Enable favored to beat males in Prix de l’Arc de Triomphe

Enable, a winner of four consecutive Group 1 races in England and Ireland since early June, will be an odds-on favorite to win Europe’s most prestigious race, the Group 1 Prix de l’Arc de Triomphe, at Chantilly, France, on Sunday.
If Enable prevails against as many as 17 rivals, she will be the first 3-year-old filly to win the Arc since Treve in 2013 and the seventh female to win the race in the last 10 runnings.
Enable was supplemented to the Arc for approximately $141,000 this week.
Trained by John Gosden for Juddmonte Farms, Enable is proven at the Arc distance of 1 1/2 miles. She beat older males in the Group 1 King George VI and Queen Elizabeth Stakes at 1 1/2 miles at Ascot in July. Ulysses, fourth in the 2016 Breeders’ Cup Turf at Santa Anita, was second in the King George and is a leading contender for the Arc, which has a purse of approximately $5.89 million.
Trainer Aidan O’Brien has five of the 18 entrants, including the 3-year-old filly Winter, who will be ridden by top jockey Ryan Moore. Winter won four consecutive Group 1 races in England and Ireland this year before finishing second by a head to stablemate Hydrangea in the Group 1 Matron Stakes at Leopardstown in Ireland on Sept. 9.
Winter will start at 1 1/2 miles for the first time in the Arc.
Chantilly hosts five group stakes races on Saturday, including the Group 1 Prix du Cadran at 2 9/16 miles. Vazirabad, a 10-time group stakes winner, will be an odds-on favorite in the $353,670 race that includes Big Orange, the winner of the Group 1 Ascot Gold Cup in June.
Listen In, by 2009 Arc winner Sea The Stars, will be favored to win her first group stakes in the Group 2 Prix de Royallieu for fillies and mares at 1 1/2 miles. The field for the $294,725 races includes 2016 race winner The Juliet Rose.
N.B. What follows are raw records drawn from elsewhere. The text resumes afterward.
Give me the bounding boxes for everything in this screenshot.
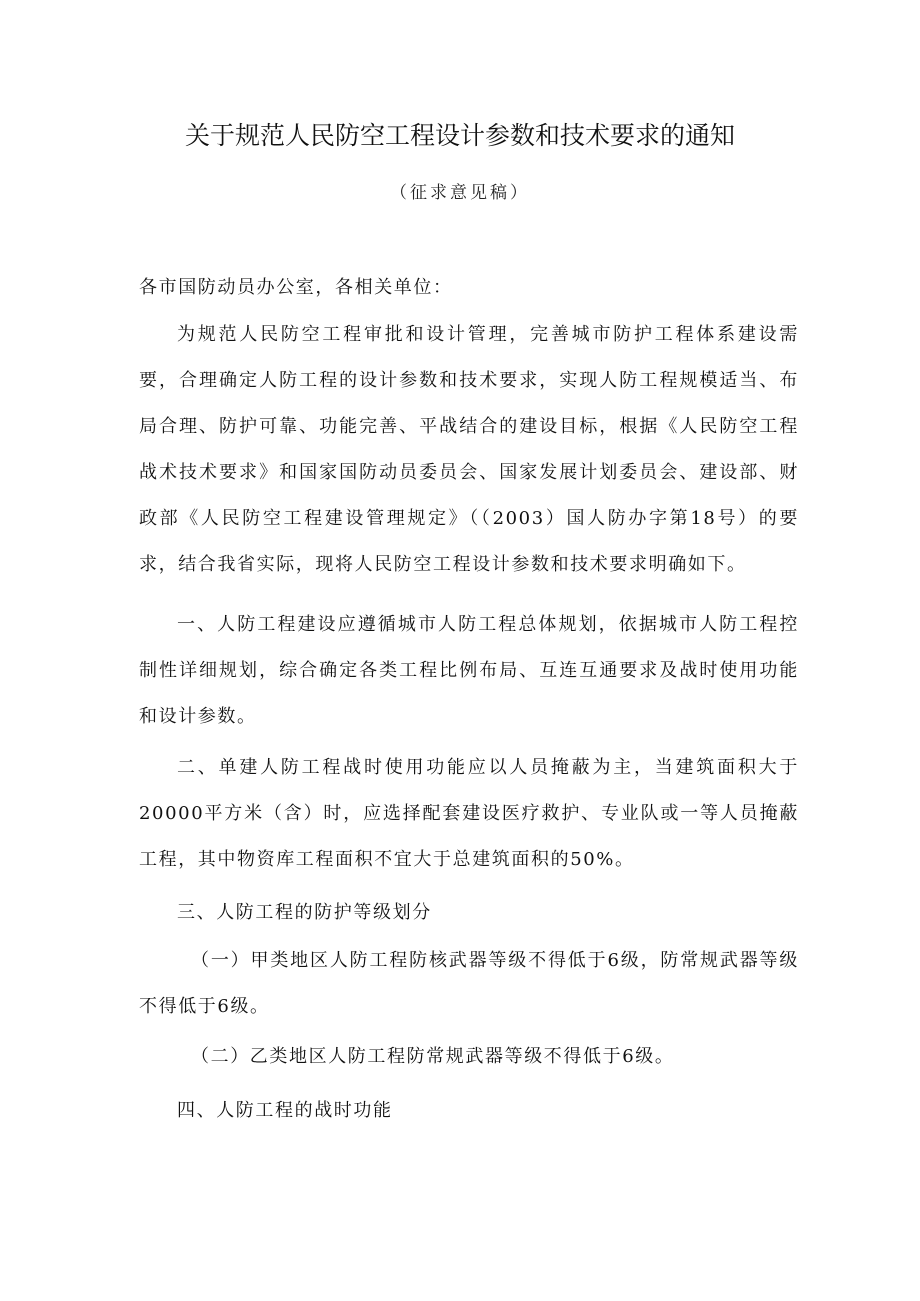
paragraph-intro: 为规范人民防空工程审批和设计管理，完善城市防护工程体系建设需要，合理确定人防工程的设计参数和技术要求，实现人防工程规模适当、布局合理、防护可靠、功能完善、平战结合的建设目标，根据《人民防空工程战术技术要求》和国家国防动员委员会、国家发展计划委员会、建设部、财政部《人民防空工程建设管理规定》（（2003）国人防办字第18号）的要求，结合我省实际，现将人民防空工程设计参数和技术要求明确如下。 <box>139 324 799 575</box>
paragraph-item-3-sub-2: （二）乙类地区人防工程防常规武器等级不得低于6级。 <box>191 1046 675 1067</box>
document-title: 关于规范人民防空工程设计参数和技术要求的通知 <box>184 121 735 150</box>
salutation: 各市国防动员办公室，各相关单位： <box>139 277 453 298</box>
paragraph-item-1: 一、人防工程建设应遵循城市人防工程总体规划，依据城市人防工程控制性详细规划，综合确定各类工程比例布局、互连互通要求及战时使用功能和设计参数。 <box>139 614 799 727</box>
paragraph-item-3-heading: 三、人防工程的防护等级划分 <box>177 902 432 923</box>
paragraph-item-2: 二、单建人防工程战时使用功能应以人员掩蔽为主，当建筑面积大于20000平方米（含）时，应选择配套建设医疗救护、专业队或一等人员掩蔽工程，其中物资库工程面积不宜大于总建筑面积的50%。 <box>139 757 799 870</box>
paragraph-item-4-heading: 四、人防工程的战时功能 <box>177 1100 393 1121</box>
document-subtitle: （征求意见稿） <box>390 183 530 203</box>
paragraph-item-3-sub-1: （一）甲类地区人防工程防核武器等级不得低于6级，防常规武器等级不得低于6级。 <box>139 950 799 1017</box>
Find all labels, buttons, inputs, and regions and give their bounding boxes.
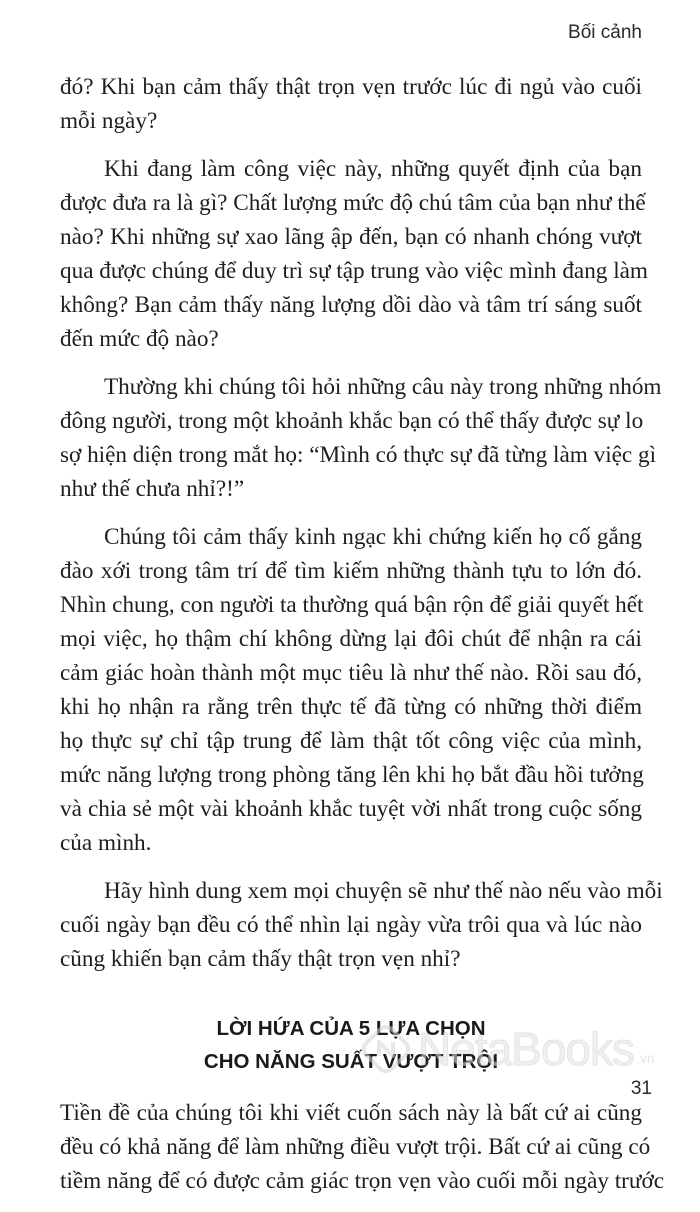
text-line: Thường khi chúng tôi hỏi những câu này trong những nhóm xyxy=(104,374,662,400)
page-number: 31 xyxy=(630,1078,652,1099)
text-line: nào? Khi những sự xao lãng ập đến, bạn có nhanh chóng vượt xyxy=(60,224,642,250)
text-line: Nhìn chung, con người ta thường quá bận rộn để giải quyết hết xyxy=(60,592,644,618)
text-line: Hãy hình dung xem mọi chuyện sẽ như thế nào nếu vào mỗi xyxy=(104,878,663,904)
text-line: mỗi ngày? xyxy=(60,108,158,134)
text-line: khi họ nhận ra rằng trên thực tế đã từng có những thời điểm xyxy=(60,694,642,720)
text-line: mọi việc, họ thậm chí không dừng lại đôi chút để nhận ra cái xyxy=(60,626,642,652)
paragraph-list xyxy=(60,70,663,976)
text-line: qua được chúng để duy trì sự tập trung vào việc mình đang làm xyxy=(60,258,648,284)
text-line: và chia sẻ một vài khoảnh khắc tuyệt vời nhất trong cuộc sống xyxy=(60,796,642,822)
paragraph xyxy=(60,1096,665,1198)
text-line: tiềm năng để có được cảm giác trọn vẹn vào cuối mỗi ngày trước xyxy=(60,1168,665,1194)
section-heading-line-1: LỜI HỨA CỦA 5 LỰA CHỌN xyxy=(216,1017,486,1040)
text-line: được đưa ra là gì? Chất lượng mức độ chú tâm của bạn như thế xyxy=(60,190,646,216)
netabooks-watermark xyxy=(362,1022,655,1076)
text-line: như thế chưa nhỉ?!” xyxy=(60,476,245,502)
netabooks-logo-icon xyxy=(362,1025,410,1073)
text-line: đông người, trong một khoảnh khắc bạn có thể thấy được sự lo xyxy=(60,408,644,434)
text-line: không? Bạn cảm thấy năng lượng dồi dào và tâm trí sáng suốt xyxy=(60,292,642,318)
text-line: mức năng lượng trong phòng tăng lên khi họ bắt đầu hồi tưởng xyxy=(60,762,644,788)
running-head: Bối cảnh xyxy=(568,22,642,43)
watermark-text: NetaBooks xyxy=(418,1023,635,1075)
text-line: Khi đang làm công việc này, những quyết định của bạn xyxy=(104,156,642,182)
text-line: sợ hiện diện trong mắt họ: “Mình có thực sự đã từng làm việc gì xyxy=(60,442,657,468)
text-line: đến mức độ nào? xyxy=(60,326,219,352)
text-line: của mình. xyxy=(60,830,152,856)
watermark-suffix: .vn xyxy=(636,1050,655,1066)
paragraph xyxy=(60,874,663,976)
text-line: đào xới trong tâm trí để tìm kiếm những thành tựu to lớn đó. xyxy=(60,558,642,584)
text-line: họ thực sự chỉ tập trung để làm thật tốt công việc của mình, xyxy=(60,728,642,754)
paragraph xyxy=(60,520,642,860)
paragraph xyxy=(60,152,648,356)
text-line: đều có khả năng để làm những điều vượt trội. Bất cứ ai cũng có xyxy=(60,1134,651,1160)
final-paragraph xyxy=(60,1096,665,1198)
section-heading-line-2: CHO NĂNG SUẤT VƯỢT TRỘI xyxy=(203,1050,499,1073)
paragraph xyxy=(60,70,642,138)
text-line: Tiền đề của chúng tôi khi viết cuốn sách này là bất cứ ai cũng xyxy=(60,1100,642,1126)
text-line: đó? Khi bạn cảm thấy thật trọn vẹn trước lúc đi ngủ vào cuối xyxy=(60,74,642,100)
text-line: Chúng tôi cảm thấy kinh ngạc khi chứng kiến họ cố gắng xyxy=(104,524,642,550)
paragraph xyxy=(60,370,662,506)
text-line: cuối ngày bạn đều có thể nhìn lại ngày vừa trôi qua và lúc nào xyxy=(60,912,642,938)
text-line: cũng khiến bạn cảm thấy thật trọn vẹn nhỉ? xyxy=(60,946,461,972)
text-line: cảm giác hoàn thành một mục tiêu là như thế nào. Rồi sau đó, xyxy=(60,660,642,686)
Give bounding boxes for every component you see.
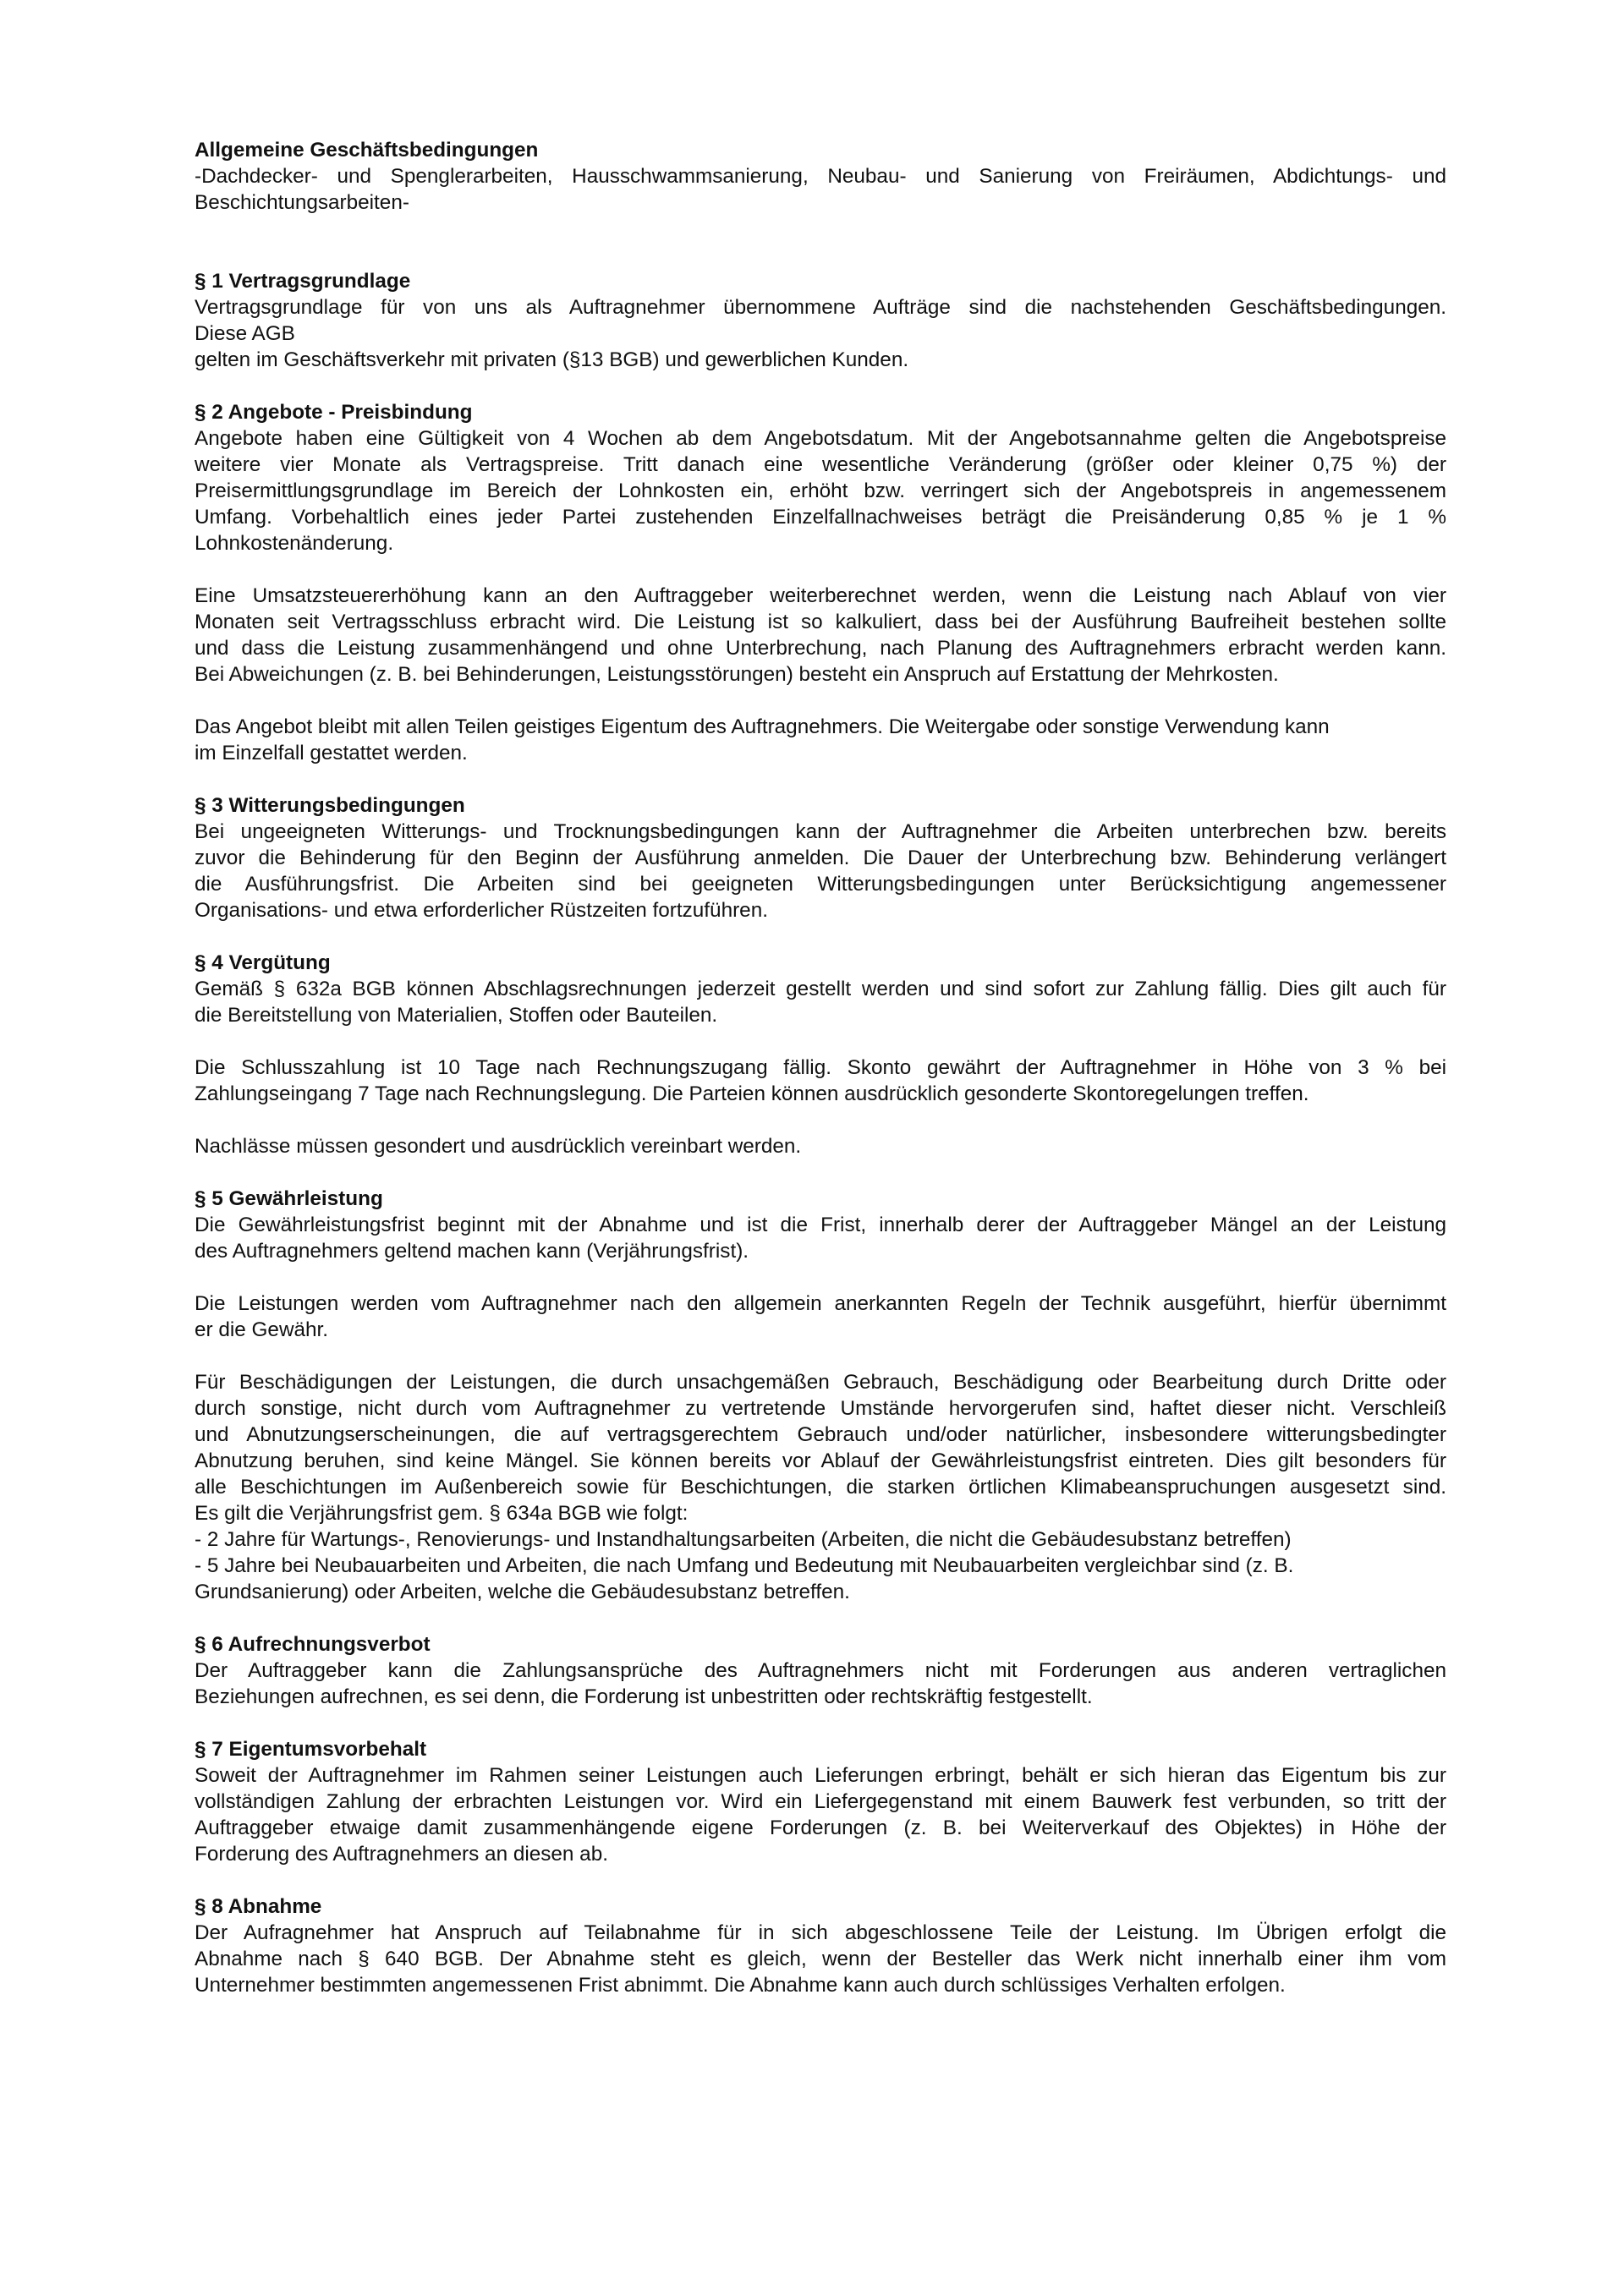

Taareef, a Kentucky-bred by Kitten’s Joy, leads the Group 2 Prix Daniel Wildenstein at a mile. Taareef, who is expected to be an odds-on favorite, was second in the Group 1 Prix du Moulin de Longchamp on Sept. 10.
Robin of Navan, fourth in the Prix du Moulin, heads the Group 2 Prix Dollar at 1 1/4 miles. First Sitting, who has won two stakes in his last three starts at Goodwood in England and Deauville in France, will start in a Group 2 race for the first time in the Prix Dollar, which is worth $235,780.
Darbuzan, a winner of four of five starts and three consecutive races, will have his first start in a Group 2 in the $235,780 Prix de Chaudenay for 3-year-olds at 1 7/8 miles on turf. Darbuzan’s winning streak includes stakes at Saint-Cloud and Deauville. Call to Mind, owned by Queen Elizabeth, can be a factor against Darbuzan after a minor stakes win at Goodwood on Aug. 26.